In an attempt to rescue bogged-down talks over information-sharing and banking secrecy, EU Commissioner for Taxation Frits Bolkestein met Swiss Finance Minister Kaspar Villiger in a (naturally) secret meeting yesterday in Basel.

The Swiss finance ministry refused to comment on the meeting, which it described as informal and closed.

After the UK's dependent territories Jersey, Guernsey and the Isle of Man gave in to UK pressure and agreed to join the EU's information-sharing regime, Mr Bolkestein sees Switzerland as the chief obstacle remaining. It's true that the information-sharing directive was also made dependent on agreement from the US, but that was in the Clinton era, and the EU probably doesn't have any realistic expectation that Congress will kow-tow to the EU with so many trade disputes souring the atmosphere.
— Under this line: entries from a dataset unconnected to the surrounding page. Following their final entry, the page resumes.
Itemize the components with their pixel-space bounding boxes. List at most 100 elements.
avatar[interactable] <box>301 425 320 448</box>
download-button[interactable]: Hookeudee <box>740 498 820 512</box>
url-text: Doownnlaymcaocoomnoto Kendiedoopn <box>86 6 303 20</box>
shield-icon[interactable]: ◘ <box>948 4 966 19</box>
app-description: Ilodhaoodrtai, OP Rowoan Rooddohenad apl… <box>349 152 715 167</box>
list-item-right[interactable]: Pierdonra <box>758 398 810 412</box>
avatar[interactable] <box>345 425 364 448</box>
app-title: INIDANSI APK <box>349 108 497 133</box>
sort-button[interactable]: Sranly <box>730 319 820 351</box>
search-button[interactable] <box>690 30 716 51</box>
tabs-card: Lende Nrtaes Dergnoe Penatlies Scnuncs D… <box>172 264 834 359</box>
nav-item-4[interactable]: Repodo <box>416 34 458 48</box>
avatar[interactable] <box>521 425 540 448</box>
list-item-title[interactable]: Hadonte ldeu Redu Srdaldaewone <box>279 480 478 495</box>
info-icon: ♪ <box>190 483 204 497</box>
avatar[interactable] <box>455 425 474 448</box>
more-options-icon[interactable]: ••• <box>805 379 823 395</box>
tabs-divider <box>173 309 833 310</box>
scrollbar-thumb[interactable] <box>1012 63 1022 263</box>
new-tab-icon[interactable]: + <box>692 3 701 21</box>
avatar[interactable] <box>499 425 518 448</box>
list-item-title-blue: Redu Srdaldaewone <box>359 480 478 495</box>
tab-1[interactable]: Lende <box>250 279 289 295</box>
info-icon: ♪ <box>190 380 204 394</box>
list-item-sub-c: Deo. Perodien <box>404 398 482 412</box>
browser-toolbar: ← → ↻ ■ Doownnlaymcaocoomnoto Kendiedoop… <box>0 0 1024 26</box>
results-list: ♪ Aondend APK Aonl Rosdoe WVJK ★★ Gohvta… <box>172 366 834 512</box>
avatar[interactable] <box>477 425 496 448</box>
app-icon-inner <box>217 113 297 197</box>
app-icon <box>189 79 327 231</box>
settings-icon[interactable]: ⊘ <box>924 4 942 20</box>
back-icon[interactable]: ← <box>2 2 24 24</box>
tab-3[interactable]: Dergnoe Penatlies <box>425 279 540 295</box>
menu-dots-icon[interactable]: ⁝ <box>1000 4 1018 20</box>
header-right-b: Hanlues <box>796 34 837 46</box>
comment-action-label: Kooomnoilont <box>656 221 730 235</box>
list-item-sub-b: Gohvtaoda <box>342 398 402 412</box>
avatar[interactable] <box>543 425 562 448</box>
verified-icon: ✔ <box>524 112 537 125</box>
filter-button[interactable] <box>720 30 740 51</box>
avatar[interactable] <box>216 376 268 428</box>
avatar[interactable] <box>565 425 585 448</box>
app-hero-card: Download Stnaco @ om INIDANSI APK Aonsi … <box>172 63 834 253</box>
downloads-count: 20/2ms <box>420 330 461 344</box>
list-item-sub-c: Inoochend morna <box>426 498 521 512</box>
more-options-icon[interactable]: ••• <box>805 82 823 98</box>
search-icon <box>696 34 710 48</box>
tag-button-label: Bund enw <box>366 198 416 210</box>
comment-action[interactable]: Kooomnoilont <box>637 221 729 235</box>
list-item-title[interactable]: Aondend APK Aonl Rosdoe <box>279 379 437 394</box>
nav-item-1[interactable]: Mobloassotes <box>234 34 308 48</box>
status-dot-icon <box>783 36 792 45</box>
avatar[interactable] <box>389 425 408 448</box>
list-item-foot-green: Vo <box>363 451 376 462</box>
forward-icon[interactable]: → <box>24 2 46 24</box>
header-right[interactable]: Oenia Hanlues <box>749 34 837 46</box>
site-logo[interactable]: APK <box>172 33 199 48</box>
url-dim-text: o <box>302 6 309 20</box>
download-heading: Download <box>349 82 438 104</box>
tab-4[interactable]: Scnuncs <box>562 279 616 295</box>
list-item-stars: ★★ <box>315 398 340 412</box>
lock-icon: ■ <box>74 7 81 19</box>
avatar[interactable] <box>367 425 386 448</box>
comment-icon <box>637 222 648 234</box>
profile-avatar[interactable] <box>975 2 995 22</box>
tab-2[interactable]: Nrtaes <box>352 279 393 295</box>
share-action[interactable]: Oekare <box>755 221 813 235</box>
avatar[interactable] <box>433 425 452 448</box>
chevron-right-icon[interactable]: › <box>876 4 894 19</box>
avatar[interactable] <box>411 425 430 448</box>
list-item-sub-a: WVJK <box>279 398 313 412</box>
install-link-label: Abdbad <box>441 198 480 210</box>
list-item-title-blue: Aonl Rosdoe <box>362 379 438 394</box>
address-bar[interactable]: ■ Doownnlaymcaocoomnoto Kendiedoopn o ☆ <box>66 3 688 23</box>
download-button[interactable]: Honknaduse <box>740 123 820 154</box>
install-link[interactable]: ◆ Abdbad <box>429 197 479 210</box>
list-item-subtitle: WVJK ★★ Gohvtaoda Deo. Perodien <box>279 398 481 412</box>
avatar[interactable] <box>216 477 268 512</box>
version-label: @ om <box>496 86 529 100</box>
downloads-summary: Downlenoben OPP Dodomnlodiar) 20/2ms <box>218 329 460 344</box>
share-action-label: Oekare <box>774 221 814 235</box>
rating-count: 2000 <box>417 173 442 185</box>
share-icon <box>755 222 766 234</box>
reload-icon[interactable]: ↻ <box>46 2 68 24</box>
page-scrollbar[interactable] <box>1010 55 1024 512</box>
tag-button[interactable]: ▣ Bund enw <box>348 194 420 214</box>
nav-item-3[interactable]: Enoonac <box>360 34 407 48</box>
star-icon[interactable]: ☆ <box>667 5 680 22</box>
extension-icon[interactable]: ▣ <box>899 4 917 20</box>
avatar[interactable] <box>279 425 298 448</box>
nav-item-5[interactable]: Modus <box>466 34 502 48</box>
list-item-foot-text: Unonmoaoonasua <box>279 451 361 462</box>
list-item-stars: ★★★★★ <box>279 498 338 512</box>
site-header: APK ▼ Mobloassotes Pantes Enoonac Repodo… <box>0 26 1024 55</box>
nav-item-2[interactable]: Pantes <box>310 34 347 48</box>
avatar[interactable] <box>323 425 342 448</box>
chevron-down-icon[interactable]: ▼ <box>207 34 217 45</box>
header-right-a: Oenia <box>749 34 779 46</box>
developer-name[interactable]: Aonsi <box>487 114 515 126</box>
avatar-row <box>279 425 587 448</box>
So the EU's efforts are concentrated on Switzerland, although Kaspar Villiger is in no mood to listen. Following a G7 meeting last week in which German Finance Minister, Hans Eichel warned that Switzerland risked isolation if it refused to cooperate with the European Union on banking secrecy and savings taxation, and the somewhat unsuccessful recommencement of the bilateral treaty negotiations between Switzerland and the EU, Mr Villiger bemoaned the fact that the Swiss government's offer to impose a withholding tax on non-resident savings interest had been rejected out of hand. 'For this reason I vigorously reject the harsh criticism of some of my EU colleagues,' he fulminated, adding that: 'This kind of tone is not acceptable among friends.'

The Finance Minister told the general meeting of the Swiss Employers' Association that the integrity of the jurisdiction's finance centre was being called into question by a 'coordinated international campaign', and argued vehemently that Switzerland's banking secrecy laws are in no way designed to shelter terrorist financiers and money launderers. 'I have to ask myself whether our willingness to cooperate has paid off at all,' Villiger mused.

Under the proposed information-sharing regime, participating governments (27 prospective EU members plus Switzerland plus the UK's dependent territories) would report savings income to the tax authorities in the home states of depositors or investors. Thus, a Cypriot investing in a Swedish mutual fund would have to provide his tax references, and the fund would report returns to the Cypriot authorities. It sounds like a bureaucratic nightmare, but should do wonders for employment - unless savers desert en masse for Dubai, or the Cook Islands.